Food fortification in India
According to the Food Fortification Resource Center (FFRC), aligning the demand and supply of fortified food in the country is important and the government has been working to achieve the same. According to FFRC, "58.4 percent of children (6-59 months) are anaemic; 53.1 percent women in the reproductive age group are anaemic; 35.7 percent of children under 5 are underweight," as mentioned on the official website. Therefore, food fortification is a safe method of improving nutrition among people. Rice, oil, wheat, salt, milk and oil are some of the items currently fortified under the government move.
FSSAI standards for food fortification
- Per kilogram of rice is fortified with 20mg or Iron, 1300ug of Folic Acid, 10ug of vitamin B12, 30mg of Zinc Oxide, 1500ug RE of vitamin A, 3.5mg of vitamin B1, 4mg of vitamin B2, 42mg of Niacin and 5mg of vitamin B6.

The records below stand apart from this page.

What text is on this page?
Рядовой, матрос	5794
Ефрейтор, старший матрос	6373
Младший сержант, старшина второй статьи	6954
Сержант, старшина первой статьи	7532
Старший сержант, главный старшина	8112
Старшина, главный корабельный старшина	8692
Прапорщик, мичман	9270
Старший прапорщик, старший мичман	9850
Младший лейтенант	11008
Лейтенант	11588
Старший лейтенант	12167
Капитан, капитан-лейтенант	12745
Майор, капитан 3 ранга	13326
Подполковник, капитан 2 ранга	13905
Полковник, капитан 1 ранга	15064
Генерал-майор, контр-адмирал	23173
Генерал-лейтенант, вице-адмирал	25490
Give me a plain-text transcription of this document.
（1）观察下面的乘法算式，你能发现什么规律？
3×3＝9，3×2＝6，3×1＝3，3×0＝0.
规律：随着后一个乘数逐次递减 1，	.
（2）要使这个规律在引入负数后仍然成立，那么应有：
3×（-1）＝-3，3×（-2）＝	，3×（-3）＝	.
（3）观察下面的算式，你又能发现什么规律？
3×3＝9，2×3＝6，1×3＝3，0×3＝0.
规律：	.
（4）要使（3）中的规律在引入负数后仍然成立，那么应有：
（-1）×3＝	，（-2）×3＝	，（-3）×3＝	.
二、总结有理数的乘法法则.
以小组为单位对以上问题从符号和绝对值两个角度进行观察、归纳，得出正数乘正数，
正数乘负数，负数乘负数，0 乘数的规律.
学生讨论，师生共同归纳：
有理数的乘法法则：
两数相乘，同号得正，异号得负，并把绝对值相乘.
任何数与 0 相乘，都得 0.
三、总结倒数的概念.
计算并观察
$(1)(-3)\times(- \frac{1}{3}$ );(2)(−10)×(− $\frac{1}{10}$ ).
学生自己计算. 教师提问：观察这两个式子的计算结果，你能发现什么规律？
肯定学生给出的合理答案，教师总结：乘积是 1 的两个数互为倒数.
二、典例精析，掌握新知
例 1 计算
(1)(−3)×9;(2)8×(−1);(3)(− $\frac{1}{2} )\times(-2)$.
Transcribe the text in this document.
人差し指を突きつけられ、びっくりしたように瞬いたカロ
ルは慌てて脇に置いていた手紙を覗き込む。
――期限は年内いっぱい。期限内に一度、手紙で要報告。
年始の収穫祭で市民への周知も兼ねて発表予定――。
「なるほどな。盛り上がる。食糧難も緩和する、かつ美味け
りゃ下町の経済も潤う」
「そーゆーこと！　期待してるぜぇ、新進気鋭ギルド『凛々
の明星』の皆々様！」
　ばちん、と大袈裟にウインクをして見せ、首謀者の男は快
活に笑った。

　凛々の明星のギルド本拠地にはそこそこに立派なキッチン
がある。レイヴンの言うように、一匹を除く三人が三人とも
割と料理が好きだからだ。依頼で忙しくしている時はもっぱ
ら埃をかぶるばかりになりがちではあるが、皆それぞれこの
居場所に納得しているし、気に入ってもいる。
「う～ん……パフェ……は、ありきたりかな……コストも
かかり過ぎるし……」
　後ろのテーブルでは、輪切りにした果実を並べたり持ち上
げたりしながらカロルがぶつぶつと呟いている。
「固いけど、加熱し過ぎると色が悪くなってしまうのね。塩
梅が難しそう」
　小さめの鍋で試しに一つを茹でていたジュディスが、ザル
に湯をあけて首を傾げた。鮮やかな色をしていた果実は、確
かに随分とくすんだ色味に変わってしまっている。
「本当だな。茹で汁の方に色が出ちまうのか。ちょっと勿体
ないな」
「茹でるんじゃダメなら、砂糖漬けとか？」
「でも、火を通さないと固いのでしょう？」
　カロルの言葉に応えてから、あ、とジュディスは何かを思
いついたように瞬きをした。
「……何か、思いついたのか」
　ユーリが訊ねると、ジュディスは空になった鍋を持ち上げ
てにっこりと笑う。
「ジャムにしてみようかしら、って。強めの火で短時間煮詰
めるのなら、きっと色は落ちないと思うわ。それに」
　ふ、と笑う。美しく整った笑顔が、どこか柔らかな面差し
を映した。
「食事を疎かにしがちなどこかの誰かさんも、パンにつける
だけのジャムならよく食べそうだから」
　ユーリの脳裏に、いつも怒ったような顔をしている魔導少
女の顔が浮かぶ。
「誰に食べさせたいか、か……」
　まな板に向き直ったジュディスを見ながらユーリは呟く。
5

- Per gram of edible oil is fortified with 25 UI of vitamin A and 4.5 UI of vitamin D
- Salt is fortified with iodine - not less than 30 parts per million on dry weight basis (at manufacturing level) and not less than 15 part per million at the distribution/retail level channel. Iron is also added, 850-1100 parts per million.
- Wheat is fortified with a range of nutrients like Iron, Folic Acid, vitamin B12, Zinc Sulphate, vitamin A, vitamin B2, vitamin B6 and Niacin.
- Milk is fortified with 770IU of vitamin A and 550IU of vitamin D.
The food fortification logo
FSSAI approved and regulated fortified foods will now bear a logo indicating that the item has been fortified and enriched with essential nutrients. "A safe and effective means of improving public health, food fortification has been used around the world since the 1920s. It provides a nutritional benefit without requiring consumers to change eating habits or purchase patterns. In the developing world, commonly fortified foods include staple products such as salt, wheat flour, maize flour, rice, milk, oil and sugar. The logo has to represent this in an easy, straightforward manner. The logo will go on to packaging formats of staple products," as mentioned on the official FSSAI website.